Federal Manager's Daily Report

The Trump administration’s latest set of legislative proposals to Congress–designed for possible inclusion in the DoD authorization bill but having government-wide applications–includes several changes on contracting related policies.

One would require that agencies produce inventories of their jobs that are commercial in nature only every other year, rather than annually. Those inventories, required by the Federal Activities Inventory Reform Act, were designed as an aid to agencies considering conducting Circular A-76 contracting-out studies; however, there has been a moratorium on such studies since 2009 and inventories change little year to year, the request notes.

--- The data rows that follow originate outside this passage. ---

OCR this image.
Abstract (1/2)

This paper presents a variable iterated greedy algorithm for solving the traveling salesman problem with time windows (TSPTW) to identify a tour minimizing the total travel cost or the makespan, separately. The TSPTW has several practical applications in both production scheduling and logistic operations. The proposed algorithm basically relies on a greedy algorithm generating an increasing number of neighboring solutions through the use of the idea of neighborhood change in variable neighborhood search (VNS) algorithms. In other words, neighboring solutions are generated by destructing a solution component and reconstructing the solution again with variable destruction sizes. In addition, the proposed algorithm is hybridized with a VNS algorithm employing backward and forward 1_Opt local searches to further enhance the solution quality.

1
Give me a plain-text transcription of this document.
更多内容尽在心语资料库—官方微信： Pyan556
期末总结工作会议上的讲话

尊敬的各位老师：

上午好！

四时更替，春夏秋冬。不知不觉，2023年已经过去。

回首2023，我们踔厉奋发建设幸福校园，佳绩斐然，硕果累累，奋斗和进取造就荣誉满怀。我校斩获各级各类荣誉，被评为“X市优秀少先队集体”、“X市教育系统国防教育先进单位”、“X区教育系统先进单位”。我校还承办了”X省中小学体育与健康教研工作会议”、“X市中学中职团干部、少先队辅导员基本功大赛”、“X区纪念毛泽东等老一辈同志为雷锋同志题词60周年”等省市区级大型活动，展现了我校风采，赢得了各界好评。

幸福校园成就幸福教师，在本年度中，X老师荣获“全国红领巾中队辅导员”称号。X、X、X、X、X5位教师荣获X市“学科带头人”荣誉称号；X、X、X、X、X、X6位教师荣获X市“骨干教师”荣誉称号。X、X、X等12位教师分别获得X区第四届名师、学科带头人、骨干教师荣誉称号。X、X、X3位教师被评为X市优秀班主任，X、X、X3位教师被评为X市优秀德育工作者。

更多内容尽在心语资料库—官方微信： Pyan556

Another would raise the “micro-purchase” threshold when using government procurement charge cards to $10,000, up from the current $5,000 in defense agencies and $3,500 in non-defense agencies. Use of the purchase cards has numerous advantages and “there are many needs between $3,500 and $10,000 that can be more efficiently acquired with a purchase card in the hands of a trained end user,” it says, adding that “agencies have deployed a number of systems and internal controls to reduce the risk of fraud, waste, abuse, and misuse associated with the purchase card.”

A third would rescind a requirement for contracting officers to make a determination that an interagency acquisition is the best procurement alternative before placing an order over $550,000 against Federal Supply Schedule contracts, or before placing any order against government-wide acquisition contracts or multi-agency contracts regardless of dollar value. “This requirement runs contrary to more recent congressional direction and Government Accountability Office recommendations for agencies to leverage purchasing power via interagency acquisition and to reduce unnecessary contract duplication,” it says.